After a wild afternoon, with shootings at three different locations, Kansas City Police shot and killed the suspect in the July 6 murder of Sharath Koppu, a UMKC grad student from India.
The suspect, still unnamed, shot two two undercover officers who had him under surveillance at a motel on U.S. 40 in east Kansas City. The two officers are expected to recover. An hour later, the police tracked the man to a neighborhood on the east side of Kansas City, where a third officer was shot and wounded.
The third encounter with the police was the suspect’s last. Police shot and killed the suspect in an exchange of gunfire at a home in the 2900 block of Topping.
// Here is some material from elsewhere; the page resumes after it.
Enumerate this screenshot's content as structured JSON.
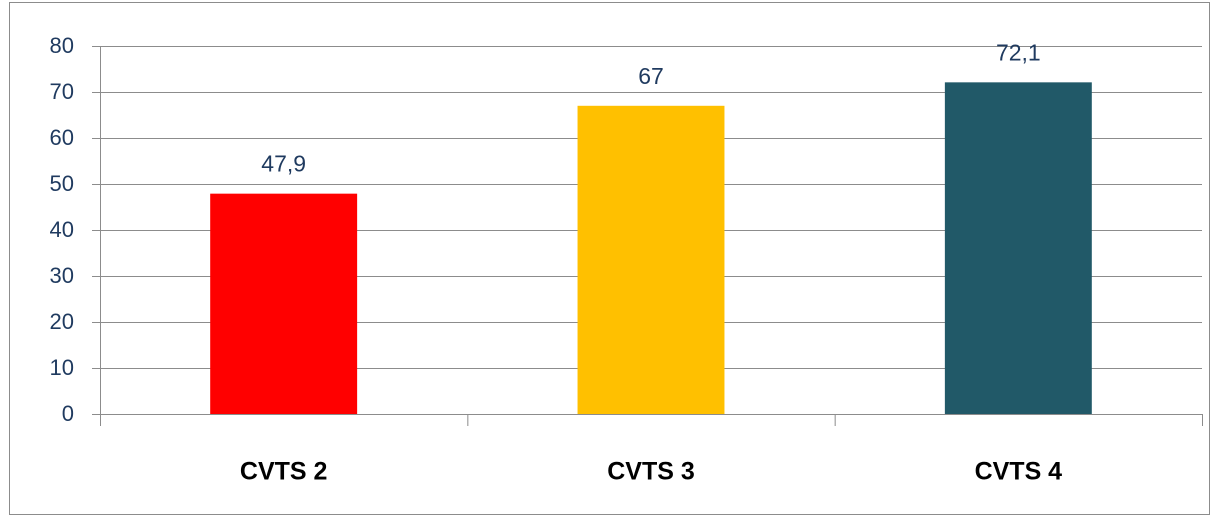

The responses by city officials to the shootings are more revealing than perhaps intended. Tweeted Kansas City Mayor Sly James, “I’m grateful that the officers involved in today’s shooting were not critically injured. I very much appreciate their valor in taking a dangerous man with a dangerous weapon off the streets.”
That “dangerous weapon,” the chief culprit from the mayor’s perspective in the city’s absurdly high murder rate, was reportedly a rifle.
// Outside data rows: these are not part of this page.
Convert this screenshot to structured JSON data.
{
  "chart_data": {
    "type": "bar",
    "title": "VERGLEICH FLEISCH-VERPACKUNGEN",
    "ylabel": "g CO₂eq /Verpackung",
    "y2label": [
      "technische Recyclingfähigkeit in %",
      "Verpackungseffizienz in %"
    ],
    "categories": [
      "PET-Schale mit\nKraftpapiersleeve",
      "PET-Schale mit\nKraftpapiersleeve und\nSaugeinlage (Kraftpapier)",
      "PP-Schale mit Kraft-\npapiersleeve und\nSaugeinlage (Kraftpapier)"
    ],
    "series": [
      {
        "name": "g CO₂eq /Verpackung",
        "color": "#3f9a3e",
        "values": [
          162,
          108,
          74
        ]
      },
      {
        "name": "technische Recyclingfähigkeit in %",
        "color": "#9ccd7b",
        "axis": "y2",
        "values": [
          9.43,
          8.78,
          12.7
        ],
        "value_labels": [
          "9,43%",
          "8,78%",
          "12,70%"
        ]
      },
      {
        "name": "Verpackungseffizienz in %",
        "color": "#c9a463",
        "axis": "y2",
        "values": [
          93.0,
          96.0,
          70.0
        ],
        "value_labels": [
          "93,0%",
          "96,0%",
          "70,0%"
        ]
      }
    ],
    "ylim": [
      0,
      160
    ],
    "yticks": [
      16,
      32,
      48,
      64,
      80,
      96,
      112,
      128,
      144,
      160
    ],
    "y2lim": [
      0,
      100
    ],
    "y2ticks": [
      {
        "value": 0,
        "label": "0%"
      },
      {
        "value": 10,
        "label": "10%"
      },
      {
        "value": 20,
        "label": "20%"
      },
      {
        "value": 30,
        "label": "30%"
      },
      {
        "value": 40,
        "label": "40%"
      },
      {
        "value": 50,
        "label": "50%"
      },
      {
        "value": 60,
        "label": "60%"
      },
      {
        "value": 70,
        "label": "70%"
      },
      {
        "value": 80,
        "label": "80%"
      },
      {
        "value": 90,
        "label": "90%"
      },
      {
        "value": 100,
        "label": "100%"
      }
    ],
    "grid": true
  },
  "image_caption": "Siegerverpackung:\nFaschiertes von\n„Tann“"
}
The Kansas City city manager had an oddly different take. “Tough day in @KCMO,” tweeted Troy Schulte. “Three of our finest @kcpolice injured in line of duty and 2 @kcmowater staff injured in lime dust explosion at water treatment plant.”
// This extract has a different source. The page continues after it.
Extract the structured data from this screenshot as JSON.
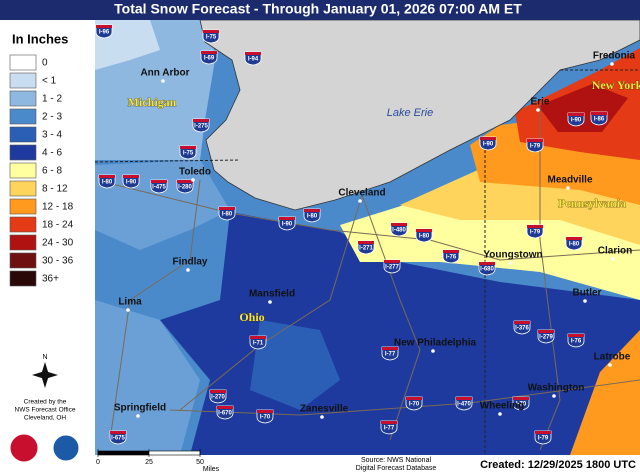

The equation doesn’t work. The police face potential injury or death every day on the job. Yes, they get sympathy from city officials if they are shot. But if they miscalculate a life-or-death threat in the seconds they have to make those calculations, city officials are often in the front of the queue demanding a cop’s incarceration. Water staff never face this kind of double threat.
In Chicago on Saturday four police officers were injured by angry protestors after one of the officers shot and killed a black man on the city’s south side. To quiet the protest, the police quickly released the body cam footage that shows the man reaching for his gun as he turns and runs from the cop.
The video also demonstrates how little time an officer has before deciding whether to fire. If he waits too long, he might not ever have another decision to make.
If the officer shoots too quickly, he can be sure that the same city officials who would piously mourn his death if he died, would be the ones calling for his head if the suspect died.